The software used to communicate with the EMU is known as PCHUD and was written by Delphi (the maker of the MT05 EMU) back in the dark ages. In fact it's written for Windows 3.1, which means it was probably developed around 1993, over 20 years ago. Luckily it will still run on Windows XP, but it will not run on 64-bit Windows 7 even in compatibility mode. Though I have not tested it myself, it's reported to run OK on 32-bit Windows 7 [UPDATE - I've tested it and I can now confirm that it runs on 32-bit Windows 7]. Where to find PCHUD is your next problem. There are sites in China and Russia which have copies. The best pointer I can give you is a link to a thread on the ChinaRiders forum - That post also shows the cable which is available in China.

The software requires the use of a serial port in the COM1 to COM4 range. When you install the USB to serial driver it will find the first COM port it thinks is available. However Windows doesn't keep track of COM ports very well. It opens them but often doesn't mark them as closed, so you may find it's installed your USB to serial connection on COM ports above COM4, say COM9. In that case you'll need to reassign the port. You can find out how to do this here -

The instructions for running PCHUD can be found in the Dephi Small Engine Management System Service Manual as well as in the links in the Chinariders forum. There's also a powerpoint presentation you can download.

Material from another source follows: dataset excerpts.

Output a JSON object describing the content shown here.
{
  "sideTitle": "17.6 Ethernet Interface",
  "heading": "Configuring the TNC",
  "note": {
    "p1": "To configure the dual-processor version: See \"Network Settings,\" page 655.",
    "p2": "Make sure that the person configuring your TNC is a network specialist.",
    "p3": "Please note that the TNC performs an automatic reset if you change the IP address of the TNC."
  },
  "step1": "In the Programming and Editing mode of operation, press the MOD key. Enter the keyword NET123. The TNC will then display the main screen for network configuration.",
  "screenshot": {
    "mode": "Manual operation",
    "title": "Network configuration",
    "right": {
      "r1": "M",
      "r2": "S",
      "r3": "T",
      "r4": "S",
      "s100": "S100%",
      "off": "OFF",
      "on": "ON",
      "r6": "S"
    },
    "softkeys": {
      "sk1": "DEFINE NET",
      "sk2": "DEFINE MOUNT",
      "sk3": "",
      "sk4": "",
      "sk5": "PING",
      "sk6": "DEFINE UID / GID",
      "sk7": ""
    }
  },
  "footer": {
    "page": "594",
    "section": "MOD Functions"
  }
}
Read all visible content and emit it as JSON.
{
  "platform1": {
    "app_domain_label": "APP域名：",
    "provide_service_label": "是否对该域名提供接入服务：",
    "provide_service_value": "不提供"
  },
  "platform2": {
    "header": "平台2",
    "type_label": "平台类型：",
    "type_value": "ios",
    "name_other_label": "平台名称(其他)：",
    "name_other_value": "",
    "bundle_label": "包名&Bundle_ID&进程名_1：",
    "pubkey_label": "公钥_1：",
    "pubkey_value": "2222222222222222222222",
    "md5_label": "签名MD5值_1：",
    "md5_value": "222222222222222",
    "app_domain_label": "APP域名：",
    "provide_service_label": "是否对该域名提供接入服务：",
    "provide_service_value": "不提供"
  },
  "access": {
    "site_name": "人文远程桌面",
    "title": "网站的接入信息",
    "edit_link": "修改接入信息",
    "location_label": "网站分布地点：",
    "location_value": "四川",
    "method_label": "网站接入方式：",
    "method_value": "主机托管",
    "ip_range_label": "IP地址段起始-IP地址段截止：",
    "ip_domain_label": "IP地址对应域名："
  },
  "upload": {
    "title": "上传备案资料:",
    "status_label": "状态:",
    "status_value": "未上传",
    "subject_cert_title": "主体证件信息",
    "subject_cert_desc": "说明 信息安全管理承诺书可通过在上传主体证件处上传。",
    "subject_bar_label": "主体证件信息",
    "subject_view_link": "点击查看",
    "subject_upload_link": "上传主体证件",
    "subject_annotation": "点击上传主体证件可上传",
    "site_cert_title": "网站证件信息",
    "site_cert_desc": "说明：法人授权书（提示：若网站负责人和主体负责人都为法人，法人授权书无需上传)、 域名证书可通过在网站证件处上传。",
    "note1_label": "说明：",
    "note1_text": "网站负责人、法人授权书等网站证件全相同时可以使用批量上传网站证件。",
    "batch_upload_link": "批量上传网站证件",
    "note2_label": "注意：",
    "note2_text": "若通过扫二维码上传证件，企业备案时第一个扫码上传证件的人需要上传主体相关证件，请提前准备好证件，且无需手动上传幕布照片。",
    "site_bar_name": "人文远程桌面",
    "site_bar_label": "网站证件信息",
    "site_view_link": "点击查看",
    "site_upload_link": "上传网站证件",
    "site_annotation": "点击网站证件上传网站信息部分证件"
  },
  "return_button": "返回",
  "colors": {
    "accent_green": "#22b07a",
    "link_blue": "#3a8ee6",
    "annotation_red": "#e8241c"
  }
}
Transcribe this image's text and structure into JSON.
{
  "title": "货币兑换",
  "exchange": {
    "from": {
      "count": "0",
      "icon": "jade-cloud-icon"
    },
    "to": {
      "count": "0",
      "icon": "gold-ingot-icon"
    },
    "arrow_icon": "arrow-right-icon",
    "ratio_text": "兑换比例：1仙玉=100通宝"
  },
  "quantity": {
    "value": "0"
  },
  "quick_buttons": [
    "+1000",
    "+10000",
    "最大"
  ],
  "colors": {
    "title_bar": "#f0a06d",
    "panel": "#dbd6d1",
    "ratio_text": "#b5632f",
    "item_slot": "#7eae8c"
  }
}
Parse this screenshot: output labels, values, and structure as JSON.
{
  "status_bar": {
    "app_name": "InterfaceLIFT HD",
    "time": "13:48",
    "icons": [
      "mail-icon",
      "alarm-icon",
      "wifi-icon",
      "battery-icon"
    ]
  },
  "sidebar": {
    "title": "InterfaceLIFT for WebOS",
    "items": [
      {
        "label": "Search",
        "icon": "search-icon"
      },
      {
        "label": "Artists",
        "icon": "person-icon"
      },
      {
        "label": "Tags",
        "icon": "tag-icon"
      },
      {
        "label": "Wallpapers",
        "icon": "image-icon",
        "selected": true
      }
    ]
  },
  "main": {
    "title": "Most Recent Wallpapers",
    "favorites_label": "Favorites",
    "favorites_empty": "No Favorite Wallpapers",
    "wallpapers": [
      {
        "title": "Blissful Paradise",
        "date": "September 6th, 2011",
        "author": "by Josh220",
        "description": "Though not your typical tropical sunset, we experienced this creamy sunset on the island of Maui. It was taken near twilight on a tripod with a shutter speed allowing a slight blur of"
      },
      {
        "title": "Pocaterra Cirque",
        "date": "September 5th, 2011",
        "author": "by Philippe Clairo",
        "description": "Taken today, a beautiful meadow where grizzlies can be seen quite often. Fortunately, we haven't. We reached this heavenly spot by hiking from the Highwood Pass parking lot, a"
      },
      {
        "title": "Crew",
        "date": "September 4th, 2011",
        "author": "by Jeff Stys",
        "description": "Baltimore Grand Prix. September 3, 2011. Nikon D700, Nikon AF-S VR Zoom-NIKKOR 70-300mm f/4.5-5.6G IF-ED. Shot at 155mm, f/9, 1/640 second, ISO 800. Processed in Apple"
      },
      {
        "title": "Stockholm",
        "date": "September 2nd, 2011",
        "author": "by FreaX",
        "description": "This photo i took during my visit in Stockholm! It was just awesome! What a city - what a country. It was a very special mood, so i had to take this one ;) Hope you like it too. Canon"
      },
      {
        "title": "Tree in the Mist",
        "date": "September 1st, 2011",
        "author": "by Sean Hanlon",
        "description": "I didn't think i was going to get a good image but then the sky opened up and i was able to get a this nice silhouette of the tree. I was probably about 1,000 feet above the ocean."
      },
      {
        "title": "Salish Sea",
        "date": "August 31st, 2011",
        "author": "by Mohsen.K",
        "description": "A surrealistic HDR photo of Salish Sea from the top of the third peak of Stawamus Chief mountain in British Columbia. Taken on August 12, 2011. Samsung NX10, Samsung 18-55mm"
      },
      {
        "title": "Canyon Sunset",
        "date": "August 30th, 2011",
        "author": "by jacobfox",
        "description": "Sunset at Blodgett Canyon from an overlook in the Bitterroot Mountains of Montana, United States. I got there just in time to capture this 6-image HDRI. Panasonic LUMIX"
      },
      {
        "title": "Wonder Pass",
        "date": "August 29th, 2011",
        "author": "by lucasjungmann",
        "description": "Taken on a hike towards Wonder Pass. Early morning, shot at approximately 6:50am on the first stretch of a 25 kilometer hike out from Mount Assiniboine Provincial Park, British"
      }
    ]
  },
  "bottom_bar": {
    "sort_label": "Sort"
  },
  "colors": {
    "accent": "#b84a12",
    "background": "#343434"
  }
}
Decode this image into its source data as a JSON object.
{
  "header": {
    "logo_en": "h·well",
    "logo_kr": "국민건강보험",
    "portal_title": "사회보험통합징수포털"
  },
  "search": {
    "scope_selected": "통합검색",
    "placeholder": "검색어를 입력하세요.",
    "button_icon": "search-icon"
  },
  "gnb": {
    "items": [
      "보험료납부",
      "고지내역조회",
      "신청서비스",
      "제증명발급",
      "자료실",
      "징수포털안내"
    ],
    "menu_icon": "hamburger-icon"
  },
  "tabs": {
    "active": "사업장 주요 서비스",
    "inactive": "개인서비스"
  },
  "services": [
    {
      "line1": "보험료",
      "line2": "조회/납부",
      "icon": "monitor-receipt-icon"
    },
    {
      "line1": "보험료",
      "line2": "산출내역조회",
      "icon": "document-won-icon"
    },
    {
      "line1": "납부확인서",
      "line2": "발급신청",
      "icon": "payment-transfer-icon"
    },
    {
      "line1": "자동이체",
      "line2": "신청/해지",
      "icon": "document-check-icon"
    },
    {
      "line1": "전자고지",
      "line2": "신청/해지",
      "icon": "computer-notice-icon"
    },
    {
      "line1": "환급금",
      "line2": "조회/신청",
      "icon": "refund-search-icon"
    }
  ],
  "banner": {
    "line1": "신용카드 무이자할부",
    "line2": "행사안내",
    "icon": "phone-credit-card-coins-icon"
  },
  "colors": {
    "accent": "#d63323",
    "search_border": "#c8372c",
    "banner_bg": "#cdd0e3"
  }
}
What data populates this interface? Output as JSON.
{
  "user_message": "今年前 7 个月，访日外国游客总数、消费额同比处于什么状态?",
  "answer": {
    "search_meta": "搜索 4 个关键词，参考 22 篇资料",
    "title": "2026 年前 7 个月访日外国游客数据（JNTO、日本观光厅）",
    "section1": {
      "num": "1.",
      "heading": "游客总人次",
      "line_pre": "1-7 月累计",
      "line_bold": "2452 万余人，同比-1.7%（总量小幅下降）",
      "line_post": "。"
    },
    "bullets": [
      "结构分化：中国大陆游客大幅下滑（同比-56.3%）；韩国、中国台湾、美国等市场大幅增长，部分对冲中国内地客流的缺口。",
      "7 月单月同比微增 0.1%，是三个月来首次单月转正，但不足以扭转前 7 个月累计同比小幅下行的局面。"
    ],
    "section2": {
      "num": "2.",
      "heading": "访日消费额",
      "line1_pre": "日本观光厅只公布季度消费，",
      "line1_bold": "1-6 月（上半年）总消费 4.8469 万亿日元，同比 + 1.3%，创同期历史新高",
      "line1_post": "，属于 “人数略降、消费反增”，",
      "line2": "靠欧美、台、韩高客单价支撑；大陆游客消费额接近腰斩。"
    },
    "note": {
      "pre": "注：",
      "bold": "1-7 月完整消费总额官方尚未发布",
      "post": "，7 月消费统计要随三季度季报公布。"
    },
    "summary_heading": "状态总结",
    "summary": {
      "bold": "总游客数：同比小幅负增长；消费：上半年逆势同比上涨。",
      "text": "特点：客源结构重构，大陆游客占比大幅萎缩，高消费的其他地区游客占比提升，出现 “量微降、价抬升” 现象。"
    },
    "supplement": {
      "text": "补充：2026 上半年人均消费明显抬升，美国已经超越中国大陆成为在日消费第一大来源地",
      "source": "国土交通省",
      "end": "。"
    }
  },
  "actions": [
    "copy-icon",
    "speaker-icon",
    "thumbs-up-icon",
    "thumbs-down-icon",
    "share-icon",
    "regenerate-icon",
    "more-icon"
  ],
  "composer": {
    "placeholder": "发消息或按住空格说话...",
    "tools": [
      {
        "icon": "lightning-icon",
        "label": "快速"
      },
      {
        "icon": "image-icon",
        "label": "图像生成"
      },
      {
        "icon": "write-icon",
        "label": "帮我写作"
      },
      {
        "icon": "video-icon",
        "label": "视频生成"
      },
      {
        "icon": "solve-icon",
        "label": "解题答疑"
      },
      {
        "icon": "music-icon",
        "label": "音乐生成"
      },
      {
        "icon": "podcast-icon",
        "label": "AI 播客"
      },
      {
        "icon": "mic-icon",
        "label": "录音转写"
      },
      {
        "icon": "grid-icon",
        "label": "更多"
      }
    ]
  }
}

Once you have it configured correctly, as outlined in the above two links, the PC will give a real time display of many engine parameters such as the engine speed, the TPS (throttle position sensor) signal, the MAP (Manifold Air Pressure), the MAT (manifold air temperature, the fuel injector opening time, the engine temperature, any current or historic error codes and so on. As well as the real time display, the data can be saved in a log file which can be analyzed and graphed using the LOG.EXE program you will find in the downloads from the above software links. Alternatively it can be stored in a buffer and replayed, or stored in a file and replayed.

Here's an example of a log file displayed via LOG.EXE. The top trace is the MAP (Manifold Air Pressure), the center trace shows the pulse width of the signal to the fuel injector (how long the injector is opened for) and the lower trace shows the MAT (Manifold Air Temperature).